The regulation of cauliflower mosaic virus (CaMV) pregenomic 35S RNA translation occurs via nonlinear ribosome migration (ribosome shunt) and is mediated by an elongated hairpin structure in the leader. The replacement of the viral leader by a series of short, low-energy stems in either orientation supports efficient ribosomal shunting, showing that the stem per se, and not its sequence, is recognized by the translation machinery. The requirement for cis-acting sequences from the unstructured terminal regions of the viral leader was analyzed: the 5′-terminal polypyrimidine stretch and the short upstream open reading frame (uORF) A stimulate translation, whereas the 3′-flanking region seems not to be essential. Based on these results, an artificial leader was designed with a stable stem flanked by unstructured sequences derived from parts of the 5′- and 3′-proximal regions of the CaMV 35S RNA leader. This artificial leader is shunt-competent in translation assays in vivo and in vitro, indicating that a low-energy stem, broadly used as a device to successfully interfere with ribosome scanning, can efficiently support translation, if preceded by a short uORF. The synthetic 140-nt leader can functionally replace the CaMV 35S RNA 600-nt leader, thus implicating the universal role that nonlinear ribosome scanning could play in translation initiation in eukaryotes.

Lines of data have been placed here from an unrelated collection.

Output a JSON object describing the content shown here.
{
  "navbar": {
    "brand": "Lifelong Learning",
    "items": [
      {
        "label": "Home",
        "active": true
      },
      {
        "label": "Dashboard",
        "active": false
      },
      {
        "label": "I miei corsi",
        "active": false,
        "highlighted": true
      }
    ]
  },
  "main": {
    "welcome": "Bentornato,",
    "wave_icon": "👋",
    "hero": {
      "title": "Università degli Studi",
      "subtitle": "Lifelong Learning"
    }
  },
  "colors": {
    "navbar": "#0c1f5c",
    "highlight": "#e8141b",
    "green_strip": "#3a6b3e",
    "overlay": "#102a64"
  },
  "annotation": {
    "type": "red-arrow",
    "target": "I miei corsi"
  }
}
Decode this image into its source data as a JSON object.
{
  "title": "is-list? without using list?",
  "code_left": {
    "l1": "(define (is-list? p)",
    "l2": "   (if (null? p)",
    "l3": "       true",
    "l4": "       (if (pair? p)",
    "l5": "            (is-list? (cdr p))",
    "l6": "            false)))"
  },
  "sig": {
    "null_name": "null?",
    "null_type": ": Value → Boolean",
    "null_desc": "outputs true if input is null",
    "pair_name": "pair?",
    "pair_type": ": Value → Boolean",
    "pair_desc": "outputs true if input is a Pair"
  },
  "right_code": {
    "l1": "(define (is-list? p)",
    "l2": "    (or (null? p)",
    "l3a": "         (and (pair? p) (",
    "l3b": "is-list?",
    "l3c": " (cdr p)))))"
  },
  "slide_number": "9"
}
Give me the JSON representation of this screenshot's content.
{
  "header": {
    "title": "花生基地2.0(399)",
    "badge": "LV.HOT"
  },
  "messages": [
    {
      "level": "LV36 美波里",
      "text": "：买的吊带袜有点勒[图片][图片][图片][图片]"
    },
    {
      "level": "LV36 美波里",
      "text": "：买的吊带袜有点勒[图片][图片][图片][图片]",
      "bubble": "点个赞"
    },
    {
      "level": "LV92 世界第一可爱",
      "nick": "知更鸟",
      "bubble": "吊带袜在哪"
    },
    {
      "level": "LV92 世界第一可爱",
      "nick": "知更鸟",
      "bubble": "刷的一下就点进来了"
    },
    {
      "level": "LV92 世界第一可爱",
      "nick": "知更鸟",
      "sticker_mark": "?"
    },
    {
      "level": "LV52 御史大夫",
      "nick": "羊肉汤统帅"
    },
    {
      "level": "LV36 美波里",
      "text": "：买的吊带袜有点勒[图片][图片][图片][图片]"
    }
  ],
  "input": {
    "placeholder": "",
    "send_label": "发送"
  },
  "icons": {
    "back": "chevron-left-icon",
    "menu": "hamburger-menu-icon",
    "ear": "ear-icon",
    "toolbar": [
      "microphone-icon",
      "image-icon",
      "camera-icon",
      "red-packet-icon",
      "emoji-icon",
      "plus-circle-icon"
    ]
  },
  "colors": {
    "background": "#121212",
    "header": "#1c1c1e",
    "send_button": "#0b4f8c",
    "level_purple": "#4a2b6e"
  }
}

The cauliflower mosaic virus (CaMV) 35 S RNA functions as both messenger and pregenomic RNA under the control of its 600-nt leader, which contains regulatory elements involved in splicing, polyadenylation, translation, reverse transcription, and packaging. We have recently documented that the 35 S RNA leader adopts an elongated hairpin conformation and additional higher-order structures, a long-range pseudoknot and a dimer. Alternative structures might coexist, probably fulfilling specialized functions. In this paper, we analyze the biological significance of the elongated hairpin structure. We have introduced a spectrum of large deletions and small substitutions in the 35 S RNA leader and characterized their impact on the structure by temperature gradient gel electrophoresis. This analysis showed that the elongated hairpin consists of three sections of different stability (stem section I, II, and III). The overall secondary structure is relatively stable in the range of 10–32°C. It melts between 32 and 38°C in a manner indicating that the most stable base pairing occurs at the base of the elongated hairpin (stem section I). Mutations that destabilize stem section I decrease both the melting temperature of the leader and the expression in vitro and in vivo of the downstream CAT-reporter gene. Compensatory mutations restoring the stable elongated hairpin upregulate the translation efficiency. Our results demonstrate that the regulation of translation of the CaMV 35 S RNA is mediated by a stable hairpin in the leader.